Булочка была странной формы, крем неряшливо выпирал из присыпанного пудрой теста. Но оказалась очень вкусной.
— Хотите еще? — Хозяйка кондитерской убрала пустую чашку, смахнула крошки. — Ваша мама часто их покупала, хоть они и не дешевые. — Она смотрела с сочувствием и, как показалось Саше, с презрением. — Шутила, что из-за них в Об переехала, в Париже таких не пекут. Говорила, ест, чтобы зверю досадить. Это такое русское выражение?
Саша поднял глаза:
— Как они называются?
— «Медвежья лапа».
«Скырлы, скырлы, скырлы, — забасил вдруг в голове бабкин голос. — Скрипи, нога, скрипи, липовая…»
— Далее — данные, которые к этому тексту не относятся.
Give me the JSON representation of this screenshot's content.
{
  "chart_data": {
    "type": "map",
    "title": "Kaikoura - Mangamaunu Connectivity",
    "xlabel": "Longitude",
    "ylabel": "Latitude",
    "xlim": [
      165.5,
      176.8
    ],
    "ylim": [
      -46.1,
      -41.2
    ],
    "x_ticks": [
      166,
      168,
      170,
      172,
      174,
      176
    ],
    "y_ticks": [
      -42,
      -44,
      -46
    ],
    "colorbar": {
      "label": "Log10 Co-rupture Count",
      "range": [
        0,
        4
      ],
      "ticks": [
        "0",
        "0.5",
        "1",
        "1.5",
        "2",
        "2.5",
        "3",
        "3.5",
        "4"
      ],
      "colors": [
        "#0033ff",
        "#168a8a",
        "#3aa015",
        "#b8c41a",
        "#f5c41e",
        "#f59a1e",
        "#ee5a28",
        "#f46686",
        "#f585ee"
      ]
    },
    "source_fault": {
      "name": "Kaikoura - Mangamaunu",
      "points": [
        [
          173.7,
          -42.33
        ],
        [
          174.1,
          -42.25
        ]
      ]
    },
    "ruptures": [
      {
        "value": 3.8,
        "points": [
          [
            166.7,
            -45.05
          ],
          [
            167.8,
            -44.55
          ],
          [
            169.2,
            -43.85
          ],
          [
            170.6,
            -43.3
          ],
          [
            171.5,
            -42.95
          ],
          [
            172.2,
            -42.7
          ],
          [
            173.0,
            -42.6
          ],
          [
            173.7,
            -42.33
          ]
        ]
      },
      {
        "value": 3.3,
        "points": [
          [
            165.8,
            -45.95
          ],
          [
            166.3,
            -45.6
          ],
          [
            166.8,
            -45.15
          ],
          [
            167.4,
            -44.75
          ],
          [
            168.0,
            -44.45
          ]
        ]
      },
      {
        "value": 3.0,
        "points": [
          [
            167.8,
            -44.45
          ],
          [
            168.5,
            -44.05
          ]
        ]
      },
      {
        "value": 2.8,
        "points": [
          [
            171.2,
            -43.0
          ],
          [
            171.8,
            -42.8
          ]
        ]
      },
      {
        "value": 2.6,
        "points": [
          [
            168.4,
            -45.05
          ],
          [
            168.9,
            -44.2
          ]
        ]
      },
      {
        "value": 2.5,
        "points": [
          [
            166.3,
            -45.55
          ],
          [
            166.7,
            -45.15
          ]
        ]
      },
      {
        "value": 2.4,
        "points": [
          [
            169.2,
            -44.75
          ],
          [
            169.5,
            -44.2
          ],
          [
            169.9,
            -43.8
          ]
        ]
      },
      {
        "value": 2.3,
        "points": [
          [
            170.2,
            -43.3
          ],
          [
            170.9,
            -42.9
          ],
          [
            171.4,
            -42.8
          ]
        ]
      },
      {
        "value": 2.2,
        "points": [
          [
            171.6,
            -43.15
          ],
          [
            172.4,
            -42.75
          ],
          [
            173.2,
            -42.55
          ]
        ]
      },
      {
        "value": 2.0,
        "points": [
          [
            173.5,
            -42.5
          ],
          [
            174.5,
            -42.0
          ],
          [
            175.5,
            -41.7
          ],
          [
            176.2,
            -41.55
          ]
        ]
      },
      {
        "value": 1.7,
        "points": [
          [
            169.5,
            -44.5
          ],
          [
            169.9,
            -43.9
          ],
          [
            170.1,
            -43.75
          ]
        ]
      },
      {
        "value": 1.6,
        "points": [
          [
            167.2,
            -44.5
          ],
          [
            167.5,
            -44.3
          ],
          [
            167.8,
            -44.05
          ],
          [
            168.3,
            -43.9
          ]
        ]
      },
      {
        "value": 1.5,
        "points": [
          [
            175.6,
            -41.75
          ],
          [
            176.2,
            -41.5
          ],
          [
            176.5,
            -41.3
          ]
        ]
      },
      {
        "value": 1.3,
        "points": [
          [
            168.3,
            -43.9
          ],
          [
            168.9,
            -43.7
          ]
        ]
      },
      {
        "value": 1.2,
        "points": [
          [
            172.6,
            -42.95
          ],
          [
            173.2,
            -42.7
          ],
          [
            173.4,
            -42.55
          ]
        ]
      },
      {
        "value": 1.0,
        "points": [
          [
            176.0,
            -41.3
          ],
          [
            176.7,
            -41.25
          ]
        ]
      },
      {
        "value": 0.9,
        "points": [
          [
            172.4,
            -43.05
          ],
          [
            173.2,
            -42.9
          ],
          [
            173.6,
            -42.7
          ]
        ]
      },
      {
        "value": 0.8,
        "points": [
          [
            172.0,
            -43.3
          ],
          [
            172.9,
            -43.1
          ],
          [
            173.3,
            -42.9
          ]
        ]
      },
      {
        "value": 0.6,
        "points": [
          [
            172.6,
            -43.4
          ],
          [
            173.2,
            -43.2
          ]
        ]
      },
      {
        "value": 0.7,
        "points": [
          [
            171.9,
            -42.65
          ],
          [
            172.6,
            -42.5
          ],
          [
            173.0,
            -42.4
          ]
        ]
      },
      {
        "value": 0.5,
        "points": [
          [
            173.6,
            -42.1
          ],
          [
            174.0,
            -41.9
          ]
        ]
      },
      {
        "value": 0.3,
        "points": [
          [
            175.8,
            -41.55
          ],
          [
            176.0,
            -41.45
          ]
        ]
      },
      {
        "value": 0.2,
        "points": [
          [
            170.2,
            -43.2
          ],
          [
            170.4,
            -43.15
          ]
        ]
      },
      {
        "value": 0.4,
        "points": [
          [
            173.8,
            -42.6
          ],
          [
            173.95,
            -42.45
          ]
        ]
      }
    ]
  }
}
Каждый вечер бабка зажигала пару свечек в закапанных воском банках, приговаривала: порченое семя, знай своих врагов, тебе с ними жить… Потом читала сказки. Кажется, нарочно выбирала самые страшные. Как эта, про медведя на липовой ноге. Саша потом боялся есть пирожки — а ну как она их из медвежьей лапы накрутила, и тот за своей ногой на костыле явится? Ночами не спал: казалось, в кухне кто-то ходит, дышит, скрипит. А потом все прекратилось. Когда мама уехала.
Скырлы, скырлы… Он всегда верил, что мама устроится и его заберет. Зубрил французский, рассматривал фотки в альбоме: Эйфелева башня, парк Тюильри, дворец Инвалидов.
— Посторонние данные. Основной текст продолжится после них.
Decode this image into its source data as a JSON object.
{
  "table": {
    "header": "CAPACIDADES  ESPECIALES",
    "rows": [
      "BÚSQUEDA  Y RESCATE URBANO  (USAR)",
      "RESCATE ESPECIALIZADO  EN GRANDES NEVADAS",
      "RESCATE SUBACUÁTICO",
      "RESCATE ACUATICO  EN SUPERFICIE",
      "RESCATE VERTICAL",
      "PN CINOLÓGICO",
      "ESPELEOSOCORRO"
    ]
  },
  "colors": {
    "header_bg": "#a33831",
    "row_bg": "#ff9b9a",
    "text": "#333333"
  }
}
Ездил раза три. Первый раз мама еще была с Жан-Марком. Носатые Жан-марковы сыновья ржали, когда мама на своем акающем французском просила, жеманно улыбаясь: «Пуре-тю ме данне дю пан, мон амур». Эйфелеву башню он тогда не увидел: сходили в кегельбан на углу, а потом ели пом фрит в закусочной. Картошка была сухая и жирная одновременно.
Саша расплатился и вышел под дождь, криво улыбаясь: съел-таки медвежью ногу… Перешел Сену, углубился в вымершие улочки: воскресенье, ноябрь, Бар-сюр-Об. Население 5345 человек. Теперь 5344.
Трехэтажный полинялый дом, социальное жилье. Сварливые ступеньки: скырлы… Вчера одышливая тетка из соцслужбы вручила ключ и объяснила, словно дебильному ребенку: квартиру освободить к шестому. Прах мадам Пино — в крематории на улице Деспре.
Он так и не понял, от чего она умерла. Какой-то синдром Такоцубо. Посмотрел в «Википедии»: расширение верхушки желудочка при постоянном воздействии боли или страха.
Отпер дверь, квартирка дохнула чужим, затхлым. Кот Лукас — полуслепой, с бельмом во весь глаз — спрыгнул с кресла, стал молча тереться о ногу, оставляя на джинсах светлые ворсины.
Ночью лежал под тяжелым сырым одеялом. Жалюзи резали уличный свет на тонкие полосы. Почему она его не забрала? Надеялась опять выйти замуж? Стыдилась нищей жизни? Или хотела от чего-то защитить?
Внизу клацнула дверь. Наверное, соседи вернулись, голосистая арабская семья… Но на лестнице было тихо.
Вдруг прямо за дверью скрипнуло. Гнусаво взвыл Лукас. Саша замер, прислушался. Шурх-скрип. Шурх-скрип. Сел, стал шарить ногами по полу, тупо глядя, как опускается дверная ручка.
Дверь открылась, пахнуло сыростью и псиной. Саша понял: он уже здесь. Глухо бухнула о паркет деревяшка. Зверь с шумом втянул воздух, принюхиваясь, и двинулся вперед. И тогда Саша закричал.